If you'd like to see what analysts are forecasting going forward, you should check out our free report on Cooper-Standard Holdings.Is There Some Revenue Growth Forecasted For Cooper-Standard Holdings?
In order to justify its P/S ratio, Cooper-Standard Holdings would need to produce growth that's similar to the industry.
Taking a look back first, the company's revenue growth last year wasn't something to get excited about as it posted a disappointing decline of 3.1%. Regardless, revenue has managed to lift by a handy 20% in aggregate from three years ago, thanks to the earlier period of growth. So we can start by confirming that the company has generally done a good job of growing revenue over that time, even though it had some hiccups along the way.
Turning to the outlook, the next year should generate growth of 4.7% as estimated by the two analysts watching the company. Meanwhile, the rest of the industry is forecast to expand by 9.5%, which is noticeably more attractive.

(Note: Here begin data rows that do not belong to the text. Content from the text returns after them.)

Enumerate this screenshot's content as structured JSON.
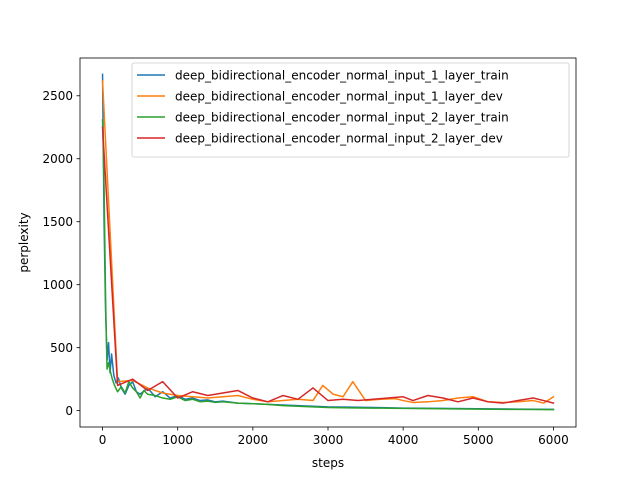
{
  "chart_data": {
    "type": "line",
    "title": "",
    "xlabel": "steps",
    "ylabel": "perplexity",
    "xlim": [
      -300,
      6300
    ],
    "ylim": [
      -130,
      2800
    ],
    "xticks": [
      0,
      1000,
      2000,
      3000,
      4000,
      5000,
      6000
    ],
    "yticks": [
      0,
      500,
      1000,
      1500,
      2000,
      2500
    ],
    "grid": false,
    "legend": "top-right",
    "series": [
      {
        "name": "deep_bidirectional_encoder_normal_input_1_layer_train",
        "color": "#1f77b4",
        "x": [
          0,
          20,
          40,
          60,
          80,
          100,
          120,
          150,
          180,
          210,
          250,
          300,
          350,
          400,
          450,
          500,
          600,
          700,
          800,
          900,
          1000,
          1100,
          1200,
          1300,
          1400,
          1500,
          1600,
          1800,
          2000,
          2200,
          2400,
          2600,
          2800,
          3000,
          3300,
          3600,
          4000,
          4500,
          5000,
          5500,
          6000
        ],
        "y": [
          2670,
          1500,
          800,
          400,
          540,
          300,
          450,
          280,
          220,
          260,
          180,
          130,
          200,
          230,
          150,
          130,
          180,
          110,
          150,
          100,
          120,
          90,
          100,
          80,
          85,
          70,
          75,
          60,
          55,
          50,
          45,
          40,
          35,
          30,
          28,
          25,
          20,
          18,
          15,
          12,
          10
        ]
      },
      {
        "name": "deep_bidirectional_encoder_normal_input_1_layer_dev",
        "color": "#ff7f0e",
        "x": [
          0,
          200,
          400,
          600,
          800,
          1000,
          1200,
          1400,
          1600,
          1800,
          2000,
          2200,
          2400,
          2600,
          2800,
          2930,
          3070,
          3200,
          3330,
          3500,
          3700,
          3900,
          4000,
          4130,
          4330,
          4530,
          4730,
          4930,
          5130,
          5330,
          5530,
          5730,
          5870,
          6000
        ],
        "y": [
          2620,
          230,
          240,
          180,
          140,
          120,
          110,
          100,
          110,
          120,
          90,
          70,
          80,
          90,
          80,
          200,
          130,
          110,
          230,
          80,
          90,
          95,
          80,
          65,
          70,
          80,
          100,
          110,
          70,
          65,
          70,
          80,
          60,
          110
        ]
      },
      {
        "name": "deep_bidirectional_encoder_normal_input_2_layer_train",
        "color": "#2ca02c",
        "x": [
          0,
          20,
          40,
          60,
          80,
          100,
          130,
          160,
          200,
          250,
          300,
          350,
          400,
          450,
          500,
          550,
          600,
          700,
          800,
          900,
          1000,
          1100,
          1200,
          1300,
          1400,
          1500,
          1600,
          1800,
          2000,
          2200,
          2400,
          2600,
          2800,
          3000,
          3300,
          3600,
          4000,
          4500,
          5000,
          5500,
          6000
        ],
        "y": [
          2310,
          1800,
          900,
          330,
          380,
          320,
          250,
          200,
          150,
          190,
          140,
          230,
          180,
          150,
          100,
          160,
          130,
          120,
          100,
          90,
          110,
          80,
          90,
          70,
          75,
          65,
          70,
          60,
          55,
          50,
          40,
          35,
          30,
          25,
          22,
          20,
          18,
          15,
          12,
          10,
          8
        ]
      },
      {
        "name": "deep_bidirectional_encoder_normal_input_2_layer_dev",
        "color": "#d62728",
        "x": [
          0,
          200,
          400,
          600,
          800,
          1000,
          1200,
          1400,
          1600,
          1800,
          2000,
          2200,
          2400,
          2600,
          2800,
          3000,
          3200,
          3400,
          3600,
          3800,
          4000,
          4130,
          4330,
          4530,
          4730,
          4930,
          5130,
          5330,
          5530,
          5730,
          5870,
          6000
        ],
        "y": [
          2250,
          200,
          250,
          160,
          230,
          100,
          150,
          120,
          140,
          160,
          100,
          70,
          120,
          90,
          180,
          80,
          90,
          80,
          90,
          100,
          110,
          80,
          120,
          100,
          70,
          100,
          70,
          60,
          80,
          100,
          80,
          60
        ]
      }
    ]
  }
}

In light of this, it's curious that Cooper-Standard Holdings' P/S sits in line with the majority of other companies. It seems most investors are ignoring the fairly limited growth expectations and are willing to pay up for exposure to the stock. These shareholders may be setting themselves up for future disappointment if the P/S falls to levels more in line with the growth outlook.
The Bottom Line On Cooper-Standard Holdings' P/S
Its shares have lifted substantially and now Cooper-Standard Holdings' P/S is back within range of the industry median. Generally, our preference is to limit the use of the price-to-sales ratio to establishing what the market thinks about the overall health of a company.

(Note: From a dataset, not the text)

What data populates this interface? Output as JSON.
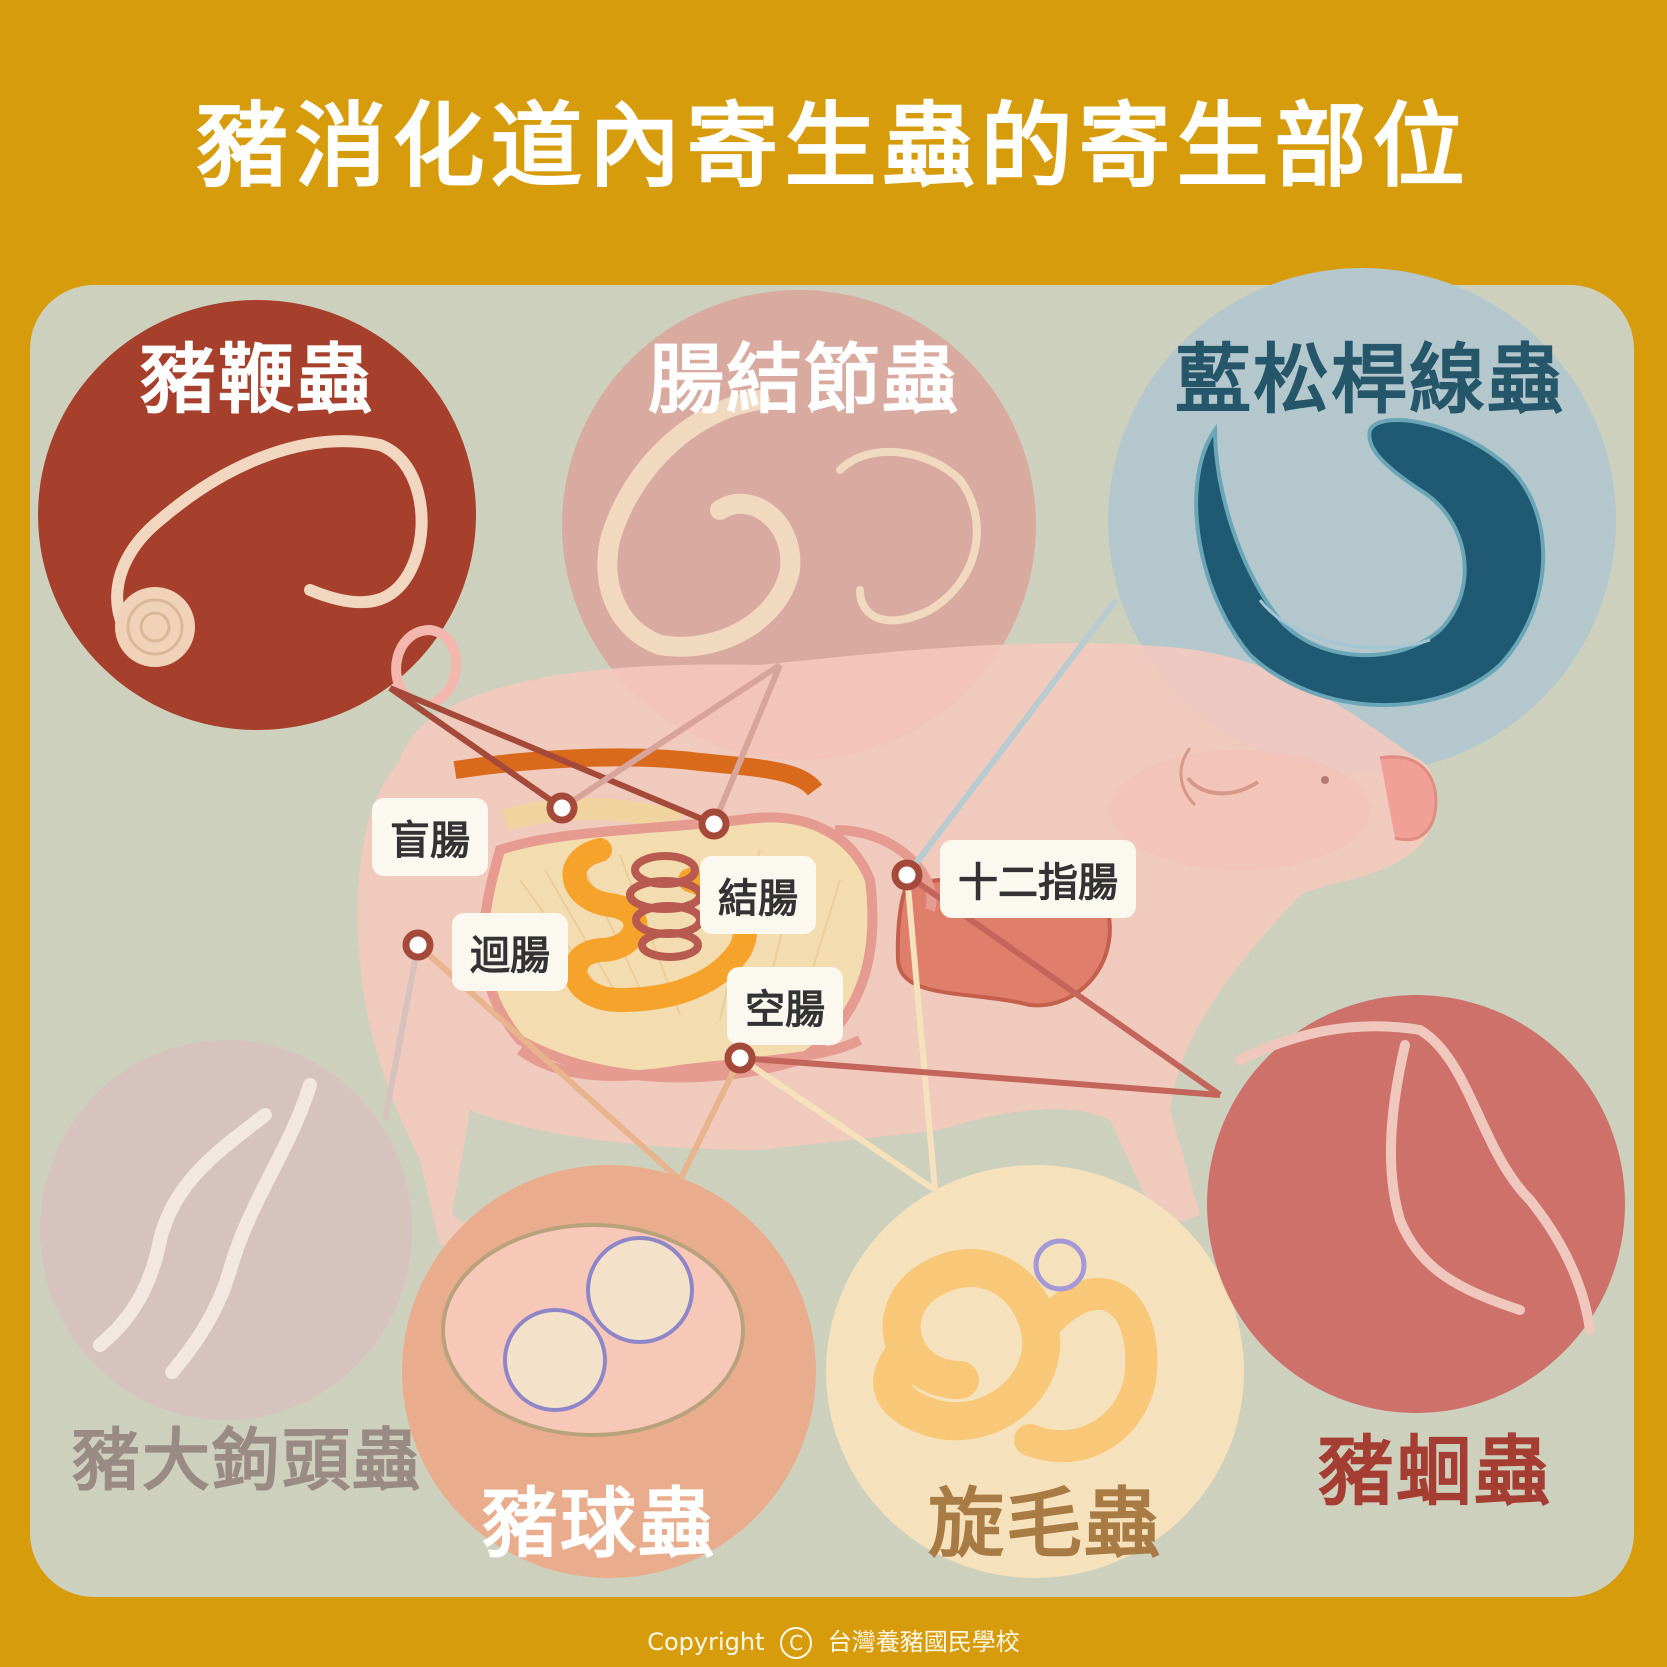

Given that Cooper-Standard Holdings' revenue growth projections are relatively subdued in comparison to the wider industry, it comes as a surprise to see it trading at its current P/S ratio. At present, we aren't confident in the P/S as the predicted future revenues aren't likely to support a more positive sentiment for long. Circumstances like this present a risk to current and prospective investors who may see share prices fall if the low revenue growth impacts the sentiment.
Before you take the next step, you should know about the 3 warning signs for Cooper-Standard Holdings (2 are concerning!) that we have uncovered.
If you're unsure about the strength of Cooper-Standard Holdings' business, why not explore our interactive list of stocks with solid business fundamentals for some other companies you may have missed.